Wednesday, October 31, 2007

I don't believe the hype a.k.a. Reasoning for record setting petro

Something I came across at NPR (looking for more info on the last post).

Over the last year I've become tone deaf to the arguments for why oil has hit a new record high. There are plenty of great reasons to explain it convincingly without having to dust off a new theory. Regardless I still couldn't help but read a recent story about why.

According to the AP via NPR the explanation for record oil prices is traders reacting to low stocks of petroleum crude. What I wonder (and I am uneducated in this) is what is the effect of crude lacking in the U.S. overall?

My Opinion:

As the world keeps expanding its refinery capacity the west coast in particular should be seeing wider supplies of refined finished products shipped to market. Our energy needs will grow with GDP, our refinery capacity is not keeping pace - doesn't take a genius to see where the arbitrage opportunity is. In fact I've been told by multiple industry insiders that Asian firms and brokers moving product from Asia are fighting to find tankage to enter markets throughout the U.S..

In the mid-90's the major oil players consolidated with sub $10 a barrel oil. This leaves huge amounts of room for many new players today in the world of $90+ oil. With crack spreads (the value for refining product) fattening out with oil prices the economics of supplying the U.S. change a bit. Specifically it removes a great deal of pressure off of the U.S. refiners (and therefore crude inventories) as the world steps up and takes advantage of the larger crack spreads to be had in U.S. markets.

We are in a world market for energy. China's refineries, Korea's refineries, Canada's refineries, Russia's refineries, India's refineries etc.... might as well be considered our refineries as well. No different than t-shirt and gym sock factories just larger dollars and volumes. I don't have an immediate number but I've read plenty of stories of large investments in foreign refinery capacity. World wide refinery capacity is up not down.

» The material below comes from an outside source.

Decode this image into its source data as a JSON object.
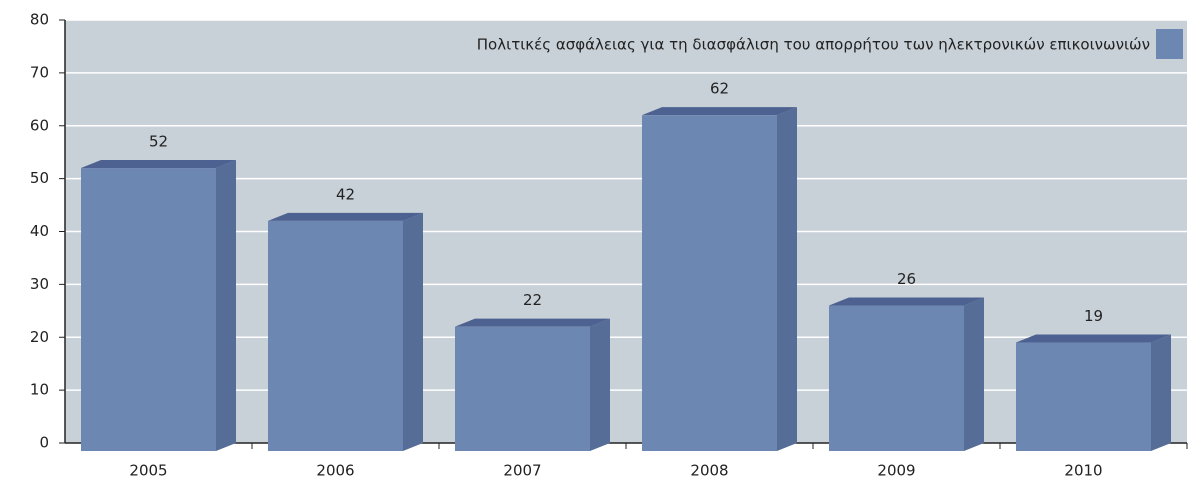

I've read and seen alot about the pinch in refining in the U.S. Being here in Portland, Oregon (without refineries only storage terminals) I see the real influence on markets in a world economy not being refining but storage. We could double refining within the U.S. but without tanks to keep the product in it means nothing. I have yet to see a technology that fits more gallons into the same volumetric space (other than higher Btu content of a fuel and with cleaner diesel fuel Btu's drop not increase - so even less energy is stored in the same tanks).

Over the last decade the world has seen a housing boom. Newer, larger, ever growing cities are popping up all over the U.S. Being as I've never heard a word about new terminals being built to serve these newer cities I would expect refineries and U.S. crude inventories to have less of an impact.

In short, I think the argument that traders are influencing high prices is hard to believe. Traders are reacting to market prices. Their influence may be on day of a trend. Traders are not the trend setters though. Markets are.

There is a great many other factors influencing price all of which influence traders and distill down to an assumption about inventories, costs, supplies, and ultimately prices.

As a non-expert applying just common sense I would expect U.S. crude inventories to continue to decline. This will happen as increasing foreign refinery capacity becomes available. It will happen as lower cost markets produce finished products in newer facilities and ship it to wealthier high value energy markets. Just like gym socks, t-shirts, and baseball caps.

Just my thoughts.

1 comment:

Brad said...

Well put. There is obviously a ton of factors that ultimately drive market prices. My random thoughts are:

A barrel of Crude will provide a certain amount of GDP. We have been fortunate to be acquiring our crude at very low price per BTU. That is changing. If you think about the alternate sources of energy and their ease of acquisition (Bio Diesel, Ethanol, Wind, Solar, etc.) then you can see that although they have the name ‘alternative’, they are anything but a true alternative. (Think of Pepsi vs. Coke, if Coke rose to 10 bucks per 12pk, Pepsi sales will immediately increase). It will take years and years, perhaps decades, to provide a true Crude Oil substitute. In the meantime, we are at the mercy of the almighty Crude Oil form of the BTU. Since crude Is the most plentiful, efficient and available resource for, at least at the moment, it should rise to the point of parity with the true cost, both economic and opportunistic, of the alternatives. Unfortunately, at this time, that number is limitless.

I do agree that traders are not the trend setters, (oil products traders respond, but don’t generally lead). In light of our current situation, the influence of Billions, if not Trillions of dollars from Hedge funds will continue to drive the prices to where they likely should be. We shall see…..

To anyone who doesn’t concur with my price assessments, ask what it would take to push your car down the road one mile. What would it be worth? I have pushed my car (in high school and college) many times, it is heavy and very tiring. 3 bucks to hurl it down the street for 20 miles is a bargain. What if it were 5 bucks per gallon? 10? I would still pay……

I am just glad the price is moving relatively slowly. I don’t think it will stay high forever, just until the supply/balance demand balances. Ultimately, the real culprit isn’t the relative high price of oil, it is the relative low price of all other products. We are spoiled.

Give me a call and we can discuss further. Happy Halloween!!!!